[SOLVED] is there a way to grep thru *.pdf

atjurhs · 01-15-2016, 11:11 AM

hey guys, I have a directory with 20+ pdf files and I need to find info within 1 or more of them. the info will contain a specific string, let's say aBcDeFg. I know

[code\] grep -isnr aBcDeFg *.pdf [code]

won't work. is there something that will grep thru a bunch of pdf files?

thanks!

tabby

schneidz · 01-15-2016, 11:13 AM

maybe strings can help ?

Tonus · 01-15-2016, 12:11 PM

Could it be ok to convert them first to text ?

TB0ne · 01-15-2016, 12:15 PM

Quote:

Originally Posted by atjurhs

hey guys, I have a directory with 20+ pdf files and I need to find info within 1 or more of them. the info will contain a specific string, let's say aBcDeFg.
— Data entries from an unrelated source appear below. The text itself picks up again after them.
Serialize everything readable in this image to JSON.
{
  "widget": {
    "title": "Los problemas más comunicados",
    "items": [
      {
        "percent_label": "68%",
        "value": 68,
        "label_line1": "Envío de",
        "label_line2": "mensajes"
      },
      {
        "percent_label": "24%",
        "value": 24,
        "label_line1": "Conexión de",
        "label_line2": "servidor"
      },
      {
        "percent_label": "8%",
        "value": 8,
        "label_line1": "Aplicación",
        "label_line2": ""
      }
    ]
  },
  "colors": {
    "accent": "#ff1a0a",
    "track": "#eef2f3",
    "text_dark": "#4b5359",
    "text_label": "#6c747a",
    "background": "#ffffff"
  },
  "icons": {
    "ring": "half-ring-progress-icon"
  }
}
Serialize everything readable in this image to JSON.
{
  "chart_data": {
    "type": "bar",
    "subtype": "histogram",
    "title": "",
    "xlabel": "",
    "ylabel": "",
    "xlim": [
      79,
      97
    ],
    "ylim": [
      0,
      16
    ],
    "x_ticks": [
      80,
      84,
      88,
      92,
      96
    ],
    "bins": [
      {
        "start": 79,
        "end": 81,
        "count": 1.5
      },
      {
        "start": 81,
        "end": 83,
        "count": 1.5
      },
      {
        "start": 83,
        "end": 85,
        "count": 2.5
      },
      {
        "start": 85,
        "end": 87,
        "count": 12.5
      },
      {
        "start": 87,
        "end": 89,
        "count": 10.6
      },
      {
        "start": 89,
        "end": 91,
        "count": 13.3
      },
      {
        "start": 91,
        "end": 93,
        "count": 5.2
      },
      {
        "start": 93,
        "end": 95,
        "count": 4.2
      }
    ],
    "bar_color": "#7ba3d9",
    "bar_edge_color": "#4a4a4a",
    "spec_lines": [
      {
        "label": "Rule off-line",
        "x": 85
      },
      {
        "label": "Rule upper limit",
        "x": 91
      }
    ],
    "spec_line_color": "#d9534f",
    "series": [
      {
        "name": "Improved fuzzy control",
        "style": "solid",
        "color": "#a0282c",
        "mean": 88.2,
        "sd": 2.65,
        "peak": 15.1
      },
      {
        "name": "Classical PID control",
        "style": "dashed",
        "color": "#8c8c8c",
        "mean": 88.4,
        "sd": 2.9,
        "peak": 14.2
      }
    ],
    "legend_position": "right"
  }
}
I know

[code\] grep -isnr aBcDeFg *.pdf [code]

won't work. is there something that will grep thru a bunch of pdf files?

thanks!

tabby

First, the CODE tags are [ CODE] to start, and [/ CODE] to stop.

As far as your issue goes, try pdftotext, which will convert that PDF file into text...which you can then pump through grep for a string. A simple loop:

Code:

 for file in /pdf/path/*.pdf; do pdftotext "$file"; done

..will convert them all into text. Change the 'pdftotext' to be your grep:

Code:

 for file in /pdf/path/*.txt; do grep aBcDeFg "$file"; done

atjurhs · 01-15-2016, 12:50 PM

TBOne thanks for your help! i'll give it a try...

and thanks for the code tags, I always forget them, i'll put them on a sticky...

tabby

atjurhs · 01-15-2016, 01:12 PM

yep, that worked, took a little while to convert them, thanks

tabby